Cafouillage PS EELV
Le cafouillage PS EELV de ce milieu de semaine aura jeté de la confusion et de la suspicion sur cette nouvelle liaison entre les deux partis. Malheureusement ce méli-mélo est arrivé au mauvais moment, quelques heures après l’annonce de l’équipe de campagne.
Notre parti, à tort, peut-être, s’assoit toujours aux tables de discussion avec une vieille hégémonie légitime par son histoire, son passé et son nombre d’élus dont leurs mandats furent gagnés à la sueur du scrutin uninominal.
L’accord avec les verts est nécessaire. La gauche doit être rassemblée si elle souhaite battre un UMP qui arrivera en un seul corps armé la veille du premier tour. Mais cet accord, qui dans la précipitation, ressemble à un accord à n’importe quel prix, aurait dû prendre un peu plus de temps.
Cette précipitation voulue par les verts dévoile l’ambition personnelle d’hommes et de femmes. En effet, avec 4% d’intentions de vote et l’effacement médiatique de leur candidate, on peut s’interroger légitimement sur les conditions qu’ils imposent.
Cécile Duflot sait qu’elle doit négocier maintenant et non dans l’entre deux tours, le risque d’un score débilitant est envisagé de plus en plus sérieusement.
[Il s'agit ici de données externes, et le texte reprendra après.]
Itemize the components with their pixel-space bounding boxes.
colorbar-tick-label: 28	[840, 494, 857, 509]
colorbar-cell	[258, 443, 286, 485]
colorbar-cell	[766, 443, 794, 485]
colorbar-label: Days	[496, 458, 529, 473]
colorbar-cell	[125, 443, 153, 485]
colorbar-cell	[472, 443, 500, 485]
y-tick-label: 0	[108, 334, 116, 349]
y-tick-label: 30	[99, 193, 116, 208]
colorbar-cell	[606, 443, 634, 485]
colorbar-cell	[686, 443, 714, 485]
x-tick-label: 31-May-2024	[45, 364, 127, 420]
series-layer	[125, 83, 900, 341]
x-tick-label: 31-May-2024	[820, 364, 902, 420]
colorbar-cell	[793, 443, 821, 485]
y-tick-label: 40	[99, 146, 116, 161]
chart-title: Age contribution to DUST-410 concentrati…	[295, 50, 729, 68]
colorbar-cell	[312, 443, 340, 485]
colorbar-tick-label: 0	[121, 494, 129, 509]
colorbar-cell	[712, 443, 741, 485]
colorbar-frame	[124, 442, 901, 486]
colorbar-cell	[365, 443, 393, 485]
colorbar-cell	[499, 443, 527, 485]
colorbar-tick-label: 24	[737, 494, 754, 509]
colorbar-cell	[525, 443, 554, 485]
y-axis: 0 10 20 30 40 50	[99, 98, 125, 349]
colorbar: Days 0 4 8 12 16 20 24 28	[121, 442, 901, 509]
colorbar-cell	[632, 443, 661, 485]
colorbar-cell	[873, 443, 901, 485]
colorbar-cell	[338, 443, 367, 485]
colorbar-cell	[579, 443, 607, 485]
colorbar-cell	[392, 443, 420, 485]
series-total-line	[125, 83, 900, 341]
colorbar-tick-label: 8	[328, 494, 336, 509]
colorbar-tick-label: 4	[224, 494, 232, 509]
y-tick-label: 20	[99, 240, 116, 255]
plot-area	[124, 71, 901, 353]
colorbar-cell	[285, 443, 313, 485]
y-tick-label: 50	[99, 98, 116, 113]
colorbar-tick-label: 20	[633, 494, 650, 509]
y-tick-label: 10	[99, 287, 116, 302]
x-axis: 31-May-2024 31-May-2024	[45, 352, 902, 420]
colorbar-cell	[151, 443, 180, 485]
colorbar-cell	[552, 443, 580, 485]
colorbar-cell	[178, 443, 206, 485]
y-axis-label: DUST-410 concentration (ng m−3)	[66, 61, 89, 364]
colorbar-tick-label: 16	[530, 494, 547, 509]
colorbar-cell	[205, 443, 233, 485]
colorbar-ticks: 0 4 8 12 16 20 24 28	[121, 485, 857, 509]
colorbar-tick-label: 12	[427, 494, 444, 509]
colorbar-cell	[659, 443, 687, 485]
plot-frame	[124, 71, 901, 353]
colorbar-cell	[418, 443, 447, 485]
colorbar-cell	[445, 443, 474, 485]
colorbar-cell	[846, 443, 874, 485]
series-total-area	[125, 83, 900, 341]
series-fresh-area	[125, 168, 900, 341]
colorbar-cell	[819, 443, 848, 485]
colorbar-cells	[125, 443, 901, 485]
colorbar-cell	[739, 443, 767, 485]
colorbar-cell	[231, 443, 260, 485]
Alors, on fonce, quitte à entraîner des manœuvres issues de pratiques surannées, autoritaires et directives. Le parachutage est l’illustration typique de ces arrangements de couloir réalisés au mépris, le plus souvent, de l’électeur et ce, quels que soient les élections législatives ou sénatoriales.
Cécile Duflot oublie vite que ses amis politiques n’ont jamais cessé de clamer qu’EELV était un parti sans parachutage y compris lors des rumeurs de Grenoble l’été dernier.
Sa candidature parisienne, au détriment de Danièle Hoffman-Rispal, rare personnalité parisienne du monde du travail au parlement, aurait été plus légitime sur une circonscription nouvellement gagnable. Faire de la politique, c’est aussi se confronter à des élections qui ne sont pas jouées d’avance. En revendiquant la 6e circonscription de Paris, elle ne prend aucun risque et s’assoit déjà sur les bancs de l’Assemblée Nationale.
Cependant, cet accord précoce, signe d’une campagne originale pour EELV, confirme aujourd’hui que derrière les bisbilles de partis, la Gauche a trouvé son leader en François Hollande, ce qui est une excellente nouvelle.